Check it out (these paragraphs introduce my favorite sequence in the entire novel):
You are now approaching forty and have already spent far too long washing underwear in a theatre, stacking shelves, cleaning rental power tools--which are, I would mention, often returned in revolting states. You have slotted together grids of doubtful purpose, you have folded free knitting and/or sewing patterns into women's magazines, you have sorted potatoes (for three grotesque hours), you have telephoned telephone owners to tell them about their telephones and you have spent one extremely long weekend in a hotel conference suite, asking people what they found most pleasing about bags of crisps. Every prior experience proves it--there is no point to you.

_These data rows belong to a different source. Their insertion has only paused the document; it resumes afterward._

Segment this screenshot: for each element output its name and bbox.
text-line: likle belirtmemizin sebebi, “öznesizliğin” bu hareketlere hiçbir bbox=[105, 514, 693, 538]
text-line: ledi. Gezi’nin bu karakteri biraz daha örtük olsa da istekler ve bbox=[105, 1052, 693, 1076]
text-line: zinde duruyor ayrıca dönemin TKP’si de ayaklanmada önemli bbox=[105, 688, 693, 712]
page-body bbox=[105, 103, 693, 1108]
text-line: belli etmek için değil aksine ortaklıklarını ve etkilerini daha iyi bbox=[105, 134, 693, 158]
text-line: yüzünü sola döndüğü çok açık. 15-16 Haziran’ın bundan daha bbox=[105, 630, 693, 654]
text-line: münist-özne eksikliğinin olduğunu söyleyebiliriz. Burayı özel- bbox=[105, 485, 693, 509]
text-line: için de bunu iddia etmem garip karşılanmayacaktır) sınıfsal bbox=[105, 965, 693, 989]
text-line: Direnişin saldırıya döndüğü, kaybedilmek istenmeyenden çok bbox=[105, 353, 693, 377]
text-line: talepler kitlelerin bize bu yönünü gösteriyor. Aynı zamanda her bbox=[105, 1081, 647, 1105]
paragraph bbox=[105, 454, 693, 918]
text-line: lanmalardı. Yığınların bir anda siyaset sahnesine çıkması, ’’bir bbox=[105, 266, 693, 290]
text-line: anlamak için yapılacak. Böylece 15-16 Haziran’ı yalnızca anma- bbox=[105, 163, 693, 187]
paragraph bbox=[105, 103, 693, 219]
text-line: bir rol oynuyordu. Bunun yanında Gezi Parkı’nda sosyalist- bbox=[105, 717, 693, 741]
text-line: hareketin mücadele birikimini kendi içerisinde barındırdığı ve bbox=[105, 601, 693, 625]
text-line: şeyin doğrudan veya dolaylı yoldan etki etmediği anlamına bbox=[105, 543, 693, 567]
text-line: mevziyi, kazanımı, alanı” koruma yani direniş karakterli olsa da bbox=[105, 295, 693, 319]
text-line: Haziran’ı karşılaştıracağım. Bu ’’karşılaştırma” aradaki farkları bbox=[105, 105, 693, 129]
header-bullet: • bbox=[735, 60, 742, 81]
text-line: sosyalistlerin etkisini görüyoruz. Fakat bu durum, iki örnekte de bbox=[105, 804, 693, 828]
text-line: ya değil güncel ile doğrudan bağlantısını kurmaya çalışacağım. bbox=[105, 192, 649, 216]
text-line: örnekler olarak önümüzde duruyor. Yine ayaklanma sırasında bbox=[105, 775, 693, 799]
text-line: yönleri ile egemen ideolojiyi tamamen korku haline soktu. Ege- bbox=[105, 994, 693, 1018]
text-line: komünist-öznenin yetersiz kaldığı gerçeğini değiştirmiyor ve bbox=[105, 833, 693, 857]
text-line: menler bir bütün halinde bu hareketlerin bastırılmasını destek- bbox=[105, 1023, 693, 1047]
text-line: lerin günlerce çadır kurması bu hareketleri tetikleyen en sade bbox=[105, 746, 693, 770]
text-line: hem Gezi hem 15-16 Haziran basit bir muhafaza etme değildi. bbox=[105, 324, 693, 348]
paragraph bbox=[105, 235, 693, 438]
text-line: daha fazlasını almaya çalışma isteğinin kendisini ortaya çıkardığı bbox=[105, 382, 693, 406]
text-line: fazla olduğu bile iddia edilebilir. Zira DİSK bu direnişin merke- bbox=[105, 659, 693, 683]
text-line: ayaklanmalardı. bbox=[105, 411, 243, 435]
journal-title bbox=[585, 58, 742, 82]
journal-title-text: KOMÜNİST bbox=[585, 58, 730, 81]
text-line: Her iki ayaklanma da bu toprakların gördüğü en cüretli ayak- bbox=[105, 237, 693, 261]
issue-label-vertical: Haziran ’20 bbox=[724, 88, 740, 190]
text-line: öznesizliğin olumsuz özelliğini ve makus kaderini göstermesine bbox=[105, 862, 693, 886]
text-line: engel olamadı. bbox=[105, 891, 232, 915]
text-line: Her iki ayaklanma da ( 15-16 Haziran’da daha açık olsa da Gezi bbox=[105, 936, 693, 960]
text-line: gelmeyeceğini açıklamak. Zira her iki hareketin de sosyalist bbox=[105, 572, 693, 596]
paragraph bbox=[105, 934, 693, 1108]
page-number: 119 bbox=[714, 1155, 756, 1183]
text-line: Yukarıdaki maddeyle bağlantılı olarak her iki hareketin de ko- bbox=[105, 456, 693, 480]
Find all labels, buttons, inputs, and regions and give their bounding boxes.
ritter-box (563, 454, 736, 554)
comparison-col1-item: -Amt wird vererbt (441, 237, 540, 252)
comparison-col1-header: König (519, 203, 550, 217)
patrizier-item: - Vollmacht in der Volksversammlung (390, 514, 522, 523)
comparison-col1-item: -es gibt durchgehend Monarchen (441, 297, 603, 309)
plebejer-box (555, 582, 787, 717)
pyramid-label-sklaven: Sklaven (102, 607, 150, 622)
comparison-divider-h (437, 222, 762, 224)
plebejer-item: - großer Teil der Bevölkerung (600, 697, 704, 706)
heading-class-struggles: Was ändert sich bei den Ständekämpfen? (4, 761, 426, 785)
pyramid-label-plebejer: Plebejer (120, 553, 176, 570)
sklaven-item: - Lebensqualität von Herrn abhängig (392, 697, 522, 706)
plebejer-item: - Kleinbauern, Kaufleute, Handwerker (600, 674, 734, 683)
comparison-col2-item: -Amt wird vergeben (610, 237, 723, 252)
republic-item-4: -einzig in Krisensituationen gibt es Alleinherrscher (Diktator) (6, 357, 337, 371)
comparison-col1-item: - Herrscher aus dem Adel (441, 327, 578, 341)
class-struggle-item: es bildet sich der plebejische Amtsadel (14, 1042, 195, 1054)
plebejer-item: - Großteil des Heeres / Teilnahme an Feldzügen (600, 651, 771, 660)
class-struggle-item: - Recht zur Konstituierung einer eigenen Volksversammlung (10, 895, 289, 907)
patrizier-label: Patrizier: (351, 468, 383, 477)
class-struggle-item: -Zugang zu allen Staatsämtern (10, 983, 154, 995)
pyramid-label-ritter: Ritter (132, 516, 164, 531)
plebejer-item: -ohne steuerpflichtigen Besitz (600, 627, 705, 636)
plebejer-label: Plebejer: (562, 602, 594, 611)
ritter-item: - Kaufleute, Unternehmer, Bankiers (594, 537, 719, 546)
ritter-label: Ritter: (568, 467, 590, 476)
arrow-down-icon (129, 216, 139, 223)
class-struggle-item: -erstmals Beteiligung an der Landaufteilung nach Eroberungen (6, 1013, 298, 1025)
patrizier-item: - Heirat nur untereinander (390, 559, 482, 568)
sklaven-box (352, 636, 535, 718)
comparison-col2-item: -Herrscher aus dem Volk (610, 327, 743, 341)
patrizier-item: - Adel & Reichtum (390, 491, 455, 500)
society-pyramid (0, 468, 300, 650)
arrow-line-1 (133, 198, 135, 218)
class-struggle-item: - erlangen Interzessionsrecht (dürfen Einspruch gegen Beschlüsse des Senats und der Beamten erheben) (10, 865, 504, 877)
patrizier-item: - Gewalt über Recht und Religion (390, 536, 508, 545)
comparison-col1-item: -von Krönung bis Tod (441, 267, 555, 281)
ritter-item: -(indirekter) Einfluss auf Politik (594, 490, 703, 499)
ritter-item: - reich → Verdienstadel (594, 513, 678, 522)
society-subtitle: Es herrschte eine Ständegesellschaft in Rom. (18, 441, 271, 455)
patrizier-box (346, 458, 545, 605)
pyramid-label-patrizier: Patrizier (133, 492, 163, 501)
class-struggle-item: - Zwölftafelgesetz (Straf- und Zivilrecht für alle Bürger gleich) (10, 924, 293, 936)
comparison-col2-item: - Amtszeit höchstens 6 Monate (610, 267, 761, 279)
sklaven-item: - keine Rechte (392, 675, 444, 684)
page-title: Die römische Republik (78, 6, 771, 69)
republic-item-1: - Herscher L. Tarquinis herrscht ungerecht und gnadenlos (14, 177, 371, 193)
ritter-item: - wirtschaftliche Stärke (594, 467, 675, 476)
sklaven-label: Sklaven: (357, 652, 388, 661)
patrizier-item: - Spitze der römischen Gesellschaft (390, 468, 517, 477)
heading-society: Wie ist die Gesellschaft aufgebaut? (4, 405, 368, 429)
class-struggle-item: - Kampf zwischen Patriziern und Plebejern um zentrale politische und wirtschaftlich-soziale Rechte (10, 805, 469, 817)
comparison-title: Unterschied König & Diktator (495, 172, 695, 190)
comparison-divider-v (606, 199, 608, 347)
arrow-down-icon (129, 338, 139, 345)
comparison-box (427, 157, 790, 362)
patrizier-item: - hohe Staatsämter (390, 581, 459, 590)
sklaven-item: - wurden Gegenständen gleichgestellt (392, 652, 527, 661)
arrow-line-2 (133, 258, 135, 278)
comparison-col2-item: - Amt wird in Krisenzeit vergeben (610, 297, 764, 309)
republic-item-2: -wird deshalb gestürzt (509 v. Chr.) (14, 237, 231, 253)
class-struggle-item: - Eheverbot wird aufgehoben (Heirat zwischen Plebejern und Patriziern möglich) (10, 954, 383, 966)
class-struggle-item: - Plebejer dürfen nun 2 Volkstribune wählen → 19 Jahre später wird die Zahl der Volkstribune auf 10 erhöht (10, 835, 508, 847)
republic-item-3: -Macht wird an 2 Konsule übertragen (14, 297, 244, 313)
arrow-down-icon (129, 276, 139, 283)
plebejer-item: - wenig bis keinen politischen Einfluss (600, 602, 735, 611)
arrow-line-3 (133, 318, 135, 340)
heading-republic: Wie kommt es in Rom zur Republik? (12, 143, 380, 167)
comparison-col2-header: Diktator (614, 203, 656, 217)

At least at the end of the crisps job, I got to take some home. But selling cardboard was a godsend: flexible and satisfying in a way that involved no pressure at any stage, because--after all--what sane person could possibly care about who might be buying how many of which kind of box. The job actually managed to be more trivial than me, which seemed to produce this Zen glow across my better days and enabled me to lie my head off in a consistent, promotional manner with hardly a trace of nauseous side effects.
At the moment, though, there's nothing doing: not in cardboard. Nobody wants me any more and yet, for the usual reasons, I continue to want cash. So, on a sodden Tuesday lunchtime, I'm forced to admit I've been driven to make the drinker's most conventional mistake. I've started working in a bar.